The Japanese film industry created Godzilla as the country wrestled with the meaning of defeat in World War II. What exactly the giant monster was a metaphor for was always ambiguous, but the bombing of Hiroshima and Nagasaki was definitely part of it — Godzilla feeds off nuclear radiation and delivers sudden, indiscriminate destruction. 

Westerners of my generation encountered him as a children’s cartoon, accompanied by his cuddlier nephew Godzooky, a sort of reptilian Scooby Doo. But there have been a series of attempts to Hollywoodise him. In 1998, Matthew Broderick starred in a sort of Ferris Bueller’s Godzilla. The hunt for unexploited intellectual properties that has defined the movie industry in recent years has seen three more films, with another due next year. There is an Apple TV series too.
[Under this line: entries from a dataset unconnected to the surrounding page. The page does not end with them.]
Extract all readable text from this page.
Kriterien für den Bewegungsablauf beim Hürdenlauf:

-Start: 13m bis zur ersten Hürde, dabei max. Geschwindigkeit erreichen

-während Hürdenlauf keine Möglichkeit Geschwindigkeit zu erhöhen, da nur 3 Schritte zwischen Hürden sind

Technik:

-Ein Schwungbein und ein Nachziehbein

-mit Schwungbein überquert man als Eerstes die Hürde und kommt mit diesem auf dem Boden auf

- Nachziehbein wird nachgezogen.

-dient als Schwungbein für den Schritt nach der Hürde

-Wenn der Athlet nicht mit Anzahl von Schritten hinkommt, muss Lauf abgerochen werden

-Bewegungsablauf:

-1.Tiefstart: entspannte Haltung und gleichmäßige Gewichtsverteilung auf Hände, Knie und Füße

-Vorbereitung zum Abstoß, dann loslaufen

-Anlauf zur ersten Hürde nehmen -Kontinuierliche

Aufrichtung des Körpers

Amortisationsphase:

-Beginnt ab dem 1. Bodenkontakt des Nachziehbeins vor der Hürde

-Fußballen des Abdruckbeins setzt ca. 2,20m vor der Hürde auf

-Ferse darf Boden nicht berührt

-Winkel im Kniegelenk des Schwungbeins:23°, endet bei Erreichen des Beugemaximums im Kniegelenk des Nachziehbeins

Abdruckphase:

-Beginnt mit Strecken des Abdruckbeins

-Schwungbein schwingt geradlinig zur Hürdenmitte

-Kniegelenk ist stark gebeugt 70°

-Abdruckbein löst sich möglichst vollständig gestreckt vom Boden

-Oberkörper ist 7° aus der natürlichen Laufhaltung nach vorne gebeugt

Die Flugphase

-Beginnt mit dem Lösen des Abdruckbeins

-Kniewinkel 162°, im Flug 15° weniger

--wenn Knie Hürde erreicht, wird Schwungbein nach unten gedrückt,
I can’t comment on the television show, but the films share a quality of incredible forgettability. I’ve probably seen them all twice — I have children — and I would struggle to tell you anything about the plot or cast. The fight scenes — generally Godzilla is taking on another monster, for some reason — are full of explosions and collapsing buildings, but it has that computer-generated quality that, although it looks completely real, feels utterly uninvolving. 

Godzilla Minus One sees Japan take its monster back, and the result is marvellous. The film is set in the immediate aftermath of the war, as the people of a ravaged Tokyo wrestle with the shame and horror of military defeat. Now they realise they face more devastation as the monstrous Godzilla bears down upon them. Why? They don’t know. He is simply a force of nature. 
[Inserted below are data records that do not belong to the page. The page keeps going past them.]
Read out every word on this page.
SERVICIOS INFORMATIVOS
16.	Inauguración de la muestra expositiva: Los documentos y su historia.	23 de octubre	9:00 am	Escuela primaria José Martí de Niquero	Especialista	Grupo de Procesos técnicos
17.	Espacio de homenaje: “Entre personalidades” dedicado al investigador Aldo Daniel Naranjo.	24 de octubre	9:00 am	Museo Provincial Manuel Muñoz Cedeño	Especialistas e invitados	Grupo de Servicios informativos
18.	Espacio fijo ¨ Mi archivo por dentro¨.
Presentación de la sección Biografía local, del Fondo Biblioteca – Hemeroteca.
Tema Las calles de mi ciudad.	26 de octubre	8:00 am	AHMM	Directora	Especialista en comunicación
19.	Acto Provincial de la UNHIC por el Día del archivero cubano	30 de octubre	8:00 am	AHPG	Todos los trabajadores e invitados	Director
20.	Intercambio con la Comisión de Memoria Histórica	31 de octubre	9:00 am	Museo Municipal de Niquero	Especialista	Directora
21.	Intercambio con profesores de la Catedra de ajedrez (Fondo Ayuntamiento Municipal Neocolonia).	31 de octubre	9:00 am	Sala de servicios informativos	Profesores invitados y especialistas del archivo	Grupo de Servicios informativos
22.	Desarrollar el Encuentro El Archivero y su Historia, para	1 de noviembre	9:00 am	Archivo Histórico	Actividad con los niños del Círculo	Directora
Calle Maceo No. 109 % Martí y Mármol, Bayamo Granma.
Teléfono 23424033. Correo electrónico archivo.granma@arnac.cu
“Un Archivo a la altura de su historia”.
The usual rule with monsters in films is that the audience should be kept from seeing them in all their glory for as long as possible. Only brief glimpses, as when the shark emerges for a second from the sea in Jaws, are allowed. In the 2014 American Godzilla, it’s a full hour before he appears on screen. Here, it takes just four minutes. Perhaps that’s because he isn’t the real enemy. 
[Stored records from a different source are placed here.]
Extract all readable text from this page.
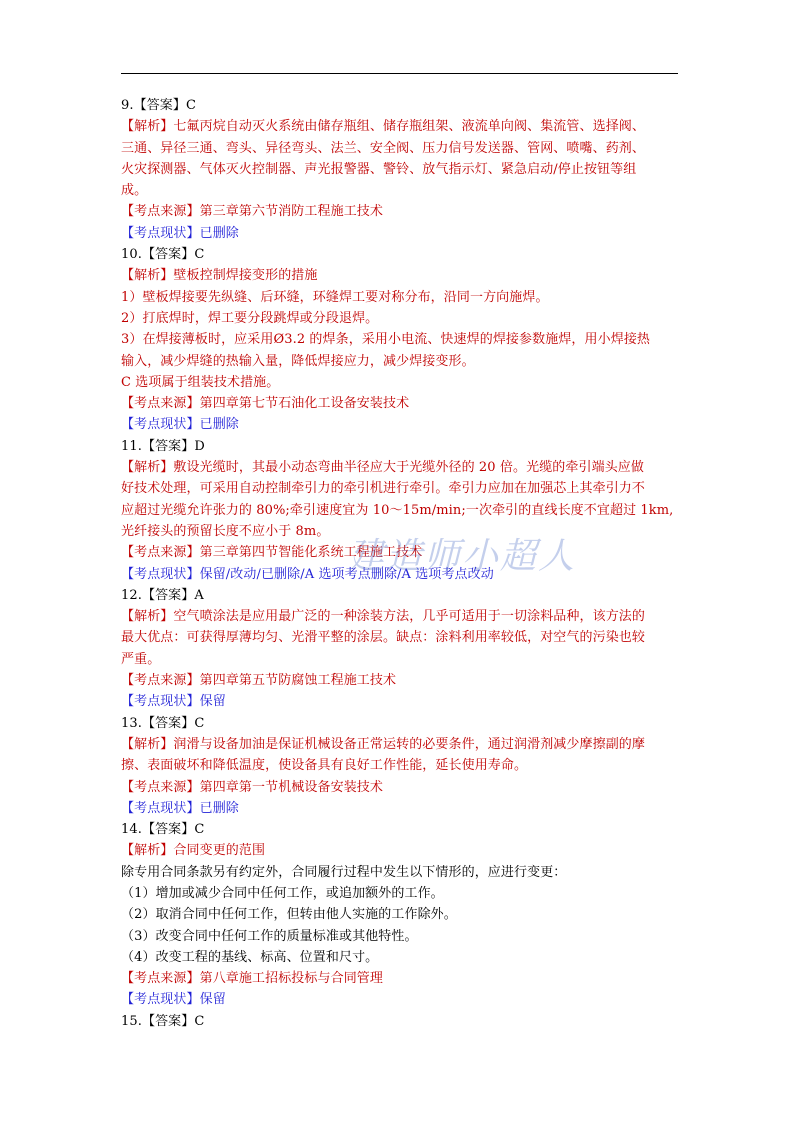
9.【答案】C
【解析】七氟丙烷自动灭火系统由储存瓶组、储存瓶组架、液流单向阀、集流管、选择阀、
三通、异径三通、弯头、异径弯头、法兰、安全阀、压力信号发送器、管网、喷嘴、药剂、
火灾探测器、气体灭火控制器、声光报警器、警铃、放气指示灯、紧急启动/停止按钮等组
成。
【考点来源】第三章第六节消防工程施工技术
【考点现状】已删除
10.【答案】C
【解析】壁板控制焊接变形的措施
1）壁板焊接要先纵缝、后环缝，环缝焊工要对称分布，沿同一方向施焊。
2）打底焊时，焊工要分段跳焊或分段退焊。
3）在焊接薄板时，应采用Ø3.2 的焊条，采用小电流、快速焊的焊接参数施焊，用小焊接热
输入，减少焊缝的热输入量，降低焊接应力，减少焊接变形。
C 选项属于组装技术措施。
【考点来源】第四章第七节石油化工设备安装技术
【考点现状】已删除
11.【答案】D
【解析】敷设光缆时，其最小动态弯曲半径应大于光缆外径的 20 倍。光缆的牵引端头应做
好技术处理，可采用自动控制牵引力的牵引机进行牵引。牵引力应加在加强芯上其牵引力不
应超过光缆允许张力的 80%;牵引速度宜为 10～15m/min;一次牵引的直线长度不宜超过 1km,
光纤接头的预留长度不应小于 8m。
【考点来源】第三章第四节智能化系统工程施工技术
【考点现状】保留/改动/已删除/A 选项考点删除/A 选项考点改动
12.【答案】A
【解析】空气喷涂法是应用最广泛的一种涂装方法，几乎可适用于一切涂料品种，该方法的
最大优点：可获得厚薄均匀、光滑平整的涂层。缺点：涂料利用率较低，对空气的污染也较
严重。
【考点来源】第四章第五节防腐蚀工程施工技术
【考点现状】保留
13.【答案】C
【解析】润滑与设备加油是保证机械设备正常运转的必要条件，通过润滑剂减少摩擦副的摩
擦、表面破坏和降低温度，使设备具有良好工作性能，延长使用寿命。
【考点来源】第四章第一节机械设备安装技术
【考点现状】已删除
14.【答案】C
【解析】合同变更的范围
除专用合同条款另有约定外，合同履行过程中发生以下情形的，应进行变更：
（1）增加或减少合同中任何工作，或追加额外的工作。
（2）取消合同中任何工作，但转由他人实施的工作除外。
（3）改变合同中任何工作的质量标准或其他特性。
（4）改变工程的基线、标高、位置和尺寸。
【考点来源】第八章施工招标投标与合同管理
【考点现状】保留
15.【答案】C
建造师小超人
The film instead shows a Japanese people let down by their leaders, who took them into a war that destroyed their country, and warped by a culture that celebrated death. The central character, Koichi, is a kamikaze pilot who lacked the courage to carry out his mission. His shame at having lived prevents him from enjoying the life that he clung onto. The approach of Godzilla forces the ordinary people to come together. Meanwhile Koichi sees a chance to redeem himself.

There is little that is profound here, but it is all great fun. A few years ago younger audiences might have baulked at a Japanese film with subtitles, but today’s teenagers have all seen Squid Game. The reality is that Godzilla is as distinctively Japanese as Superman is American. Somehow, it just works better when he’s laying waste to Tokyo.

And in many ways, it rises above other more “important” films. Unlike Oppenheimer, it confronts the impact of American bombing on Japan. Unlike Napoleon, its battle sequences don’t feel cramped. Unlike Killers of the Flower Moon, it is a pleasure to watch. And unlike all of them, it’s only two hours long.